Evolution of the near-core rotation frequency of 2,497 intermediate-mass stars from their dominant gravito-inertial mode

Abstract: We combined Gaia DR3 and TESS photometric light curves to estimate the internal physical properties of 2,497 gravity-mode pulsators. We relied on asteroseismic properties of Kepler $\gamma\,$Dor and SPB stars to derive the near-core rotation frequency, $f_{\rm rot}$, of the Gaia-discovered pulsators from their dominant prograde dipole gravito-inertial pulsation mode. We offer a recipe based on linear regression to deduce $f_{\rm rot}$ from the dominant gravito-inertial mode frequency. It is applicable to prograde dipole modes with an amplitude above 4mmag and occurring in the sub-inertial regime. By applying it to the 2,497 pulsators, we have increased the sample of intermediate-mass dwarfs with such an asteroseismic observable by a factor of 4. We used the estimate of $f_{\rm rot}$ to deduce spin parameters between 2 and 6, while the sample's near-core rotation rates range from 0.7% to 25% of the critical Keplerian rate.
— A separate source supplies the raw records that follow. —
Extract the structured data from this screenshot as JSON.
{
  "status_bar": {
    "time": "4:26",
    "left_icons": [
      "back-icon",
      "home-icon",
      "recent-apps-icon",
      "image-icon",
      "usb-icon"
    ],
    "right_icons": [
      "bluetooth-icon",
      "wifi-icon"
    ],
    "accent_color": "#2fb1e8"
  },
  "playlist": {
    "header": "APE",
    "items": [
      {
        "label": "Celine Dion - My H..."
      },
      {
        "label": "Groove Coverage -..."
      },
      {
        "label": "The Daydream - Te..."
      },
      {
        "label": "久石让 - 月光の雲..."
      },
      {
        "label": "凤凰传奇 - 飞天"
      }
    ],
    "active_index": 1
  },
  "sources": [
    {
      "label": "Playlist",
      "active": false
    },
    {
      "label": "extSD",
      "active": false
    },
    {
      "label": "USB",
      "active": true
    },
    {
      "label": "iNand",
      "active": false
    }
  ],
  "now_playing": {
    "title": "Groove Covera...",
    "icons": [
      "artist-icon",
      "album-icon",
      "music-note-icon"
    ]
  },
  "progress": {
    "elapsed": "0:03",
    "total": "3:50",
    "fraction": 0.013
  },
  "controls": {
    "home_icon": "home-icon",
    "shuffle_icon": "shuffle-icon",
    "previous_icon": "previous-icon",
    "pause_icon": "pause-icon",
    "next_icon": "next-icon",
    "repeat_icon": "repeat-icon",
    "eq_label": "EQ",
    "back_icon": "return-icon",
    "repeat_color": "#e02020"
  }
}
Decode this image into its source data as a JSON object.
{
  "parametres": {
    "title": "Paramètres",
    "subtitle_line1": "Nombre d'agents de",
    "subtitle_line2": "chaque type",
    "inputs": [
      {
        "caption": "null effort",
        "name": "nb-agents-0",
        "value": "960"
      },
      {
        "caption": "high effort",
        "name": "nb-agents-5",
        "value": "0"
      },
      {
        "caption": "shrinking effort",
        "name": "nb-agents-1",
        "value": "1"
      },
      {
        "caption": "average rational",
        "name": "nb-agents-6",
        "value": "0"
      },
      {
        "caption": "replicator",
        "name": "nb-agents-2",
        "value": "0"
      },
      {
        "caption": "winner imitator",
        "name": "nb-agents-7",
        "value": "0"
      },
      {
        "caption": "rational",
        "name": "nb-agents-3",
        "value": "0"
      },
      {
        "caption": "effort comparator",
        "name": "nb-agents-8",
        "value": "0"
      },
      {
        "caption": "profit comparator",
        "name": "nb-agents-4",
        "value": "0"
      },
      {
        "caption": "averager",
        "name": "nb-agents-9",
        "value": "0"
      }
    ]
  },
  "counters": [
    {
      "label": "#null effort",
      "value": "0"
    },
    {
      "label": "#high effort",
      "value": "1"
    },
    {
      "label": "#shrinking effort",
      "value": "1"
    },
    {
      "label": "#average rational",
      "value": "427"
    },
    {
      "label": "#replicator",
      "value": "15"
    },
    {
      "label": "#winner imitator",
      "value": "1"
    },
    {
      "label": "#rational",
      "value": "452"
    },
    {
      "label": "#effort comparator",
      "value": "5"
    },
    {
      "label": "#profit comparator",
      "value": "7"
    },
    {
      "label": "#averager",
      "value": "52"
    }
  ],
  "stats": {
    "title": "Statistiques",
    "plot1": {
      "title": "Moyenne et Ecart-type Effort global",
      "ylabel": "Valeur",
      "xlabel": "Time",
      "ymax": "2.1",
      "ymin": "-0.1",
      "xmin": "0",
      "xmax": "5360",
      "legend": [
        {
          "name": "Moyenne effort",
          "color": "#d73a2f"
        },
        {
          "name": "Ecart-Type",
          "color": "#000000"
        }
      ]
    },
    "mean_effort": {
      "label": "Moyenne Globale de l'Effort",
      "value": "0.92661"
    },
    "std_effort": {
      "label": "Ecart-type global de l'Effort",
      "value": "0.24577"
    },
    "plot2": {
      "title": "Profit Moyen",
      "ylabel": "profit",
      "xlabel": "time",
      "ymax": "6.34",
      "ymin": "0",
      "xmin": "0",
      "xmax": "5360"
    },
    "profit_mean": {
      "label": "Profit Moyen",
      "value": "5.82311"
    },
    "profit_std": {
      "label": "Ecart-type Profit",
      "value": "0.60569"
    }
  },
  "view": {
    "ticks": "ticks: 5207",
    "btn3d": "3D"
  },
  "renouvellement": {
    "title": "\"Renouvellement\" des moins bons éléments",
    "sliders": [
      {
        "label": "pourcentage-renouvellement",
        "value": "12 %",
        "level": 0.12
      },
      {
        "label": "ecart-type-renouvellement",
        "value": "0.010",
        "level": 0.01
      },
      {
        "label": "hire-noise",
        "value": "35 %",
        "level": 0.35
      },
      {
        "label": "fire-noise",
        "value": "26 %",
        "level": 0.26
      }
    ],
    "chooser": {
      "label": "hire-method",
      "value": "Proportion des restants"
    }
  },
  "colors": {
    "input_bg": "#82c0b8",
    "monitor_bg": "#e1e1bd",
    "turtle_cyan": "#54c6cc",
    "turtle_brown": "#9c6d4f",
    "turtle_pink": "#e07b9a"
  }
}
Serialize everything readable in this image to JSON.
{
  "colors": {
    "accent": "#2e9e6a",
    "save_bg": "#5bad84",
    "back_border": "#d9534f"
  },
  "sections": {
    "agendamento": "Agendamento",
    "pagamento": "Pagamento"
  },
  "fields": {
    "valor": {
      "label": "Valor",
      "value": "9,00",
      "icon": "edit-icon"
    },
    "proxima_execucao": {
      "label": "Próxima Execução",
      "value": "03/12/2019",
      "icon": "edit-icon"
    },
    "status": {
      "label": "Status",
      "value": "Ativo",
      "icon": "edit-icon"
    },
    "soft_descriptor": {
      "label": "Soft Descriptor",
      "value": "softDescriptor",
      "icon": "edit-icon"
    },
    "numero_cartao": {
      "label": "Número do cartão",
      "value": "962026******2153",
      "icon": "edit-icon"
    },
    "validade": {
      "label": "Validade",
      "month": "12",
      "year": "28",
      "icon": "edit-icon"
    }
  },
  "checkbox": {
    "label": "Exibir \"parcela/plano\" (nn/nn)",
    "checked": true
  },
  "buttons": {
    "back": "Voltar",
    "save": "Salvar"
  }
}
We used $f_{\rm rot}$, along with the Gaia effective temperature and luminosity to deduce the (convective core) mass, radius, and evolutionary stage from grid modelling based on rotating stellar models. We derived a decline of $f_{\rm rot}$ with a factor of 2 during the main-sequence evolution for this population of field stars, which covers a mass range from 1.3M$\odot$ to 7M$\odot$. We found observational evidence for an increase in the radial order of excited gravity modes as the stars evolve. For 969 pulsators, we derived an upper limit of the radial differential rotation between the convective core boundary and the surface from Gaia's vbroad measurement and found values up to 5.4. Our recipe for the near-core rotation frequency from the dominant gravito-inertial mode detected in the independent Gaia and TESS light curves is easy to use, facilitates applications to large samples, and allows to map their angular momentum and evolutionary stage in the Milky Way.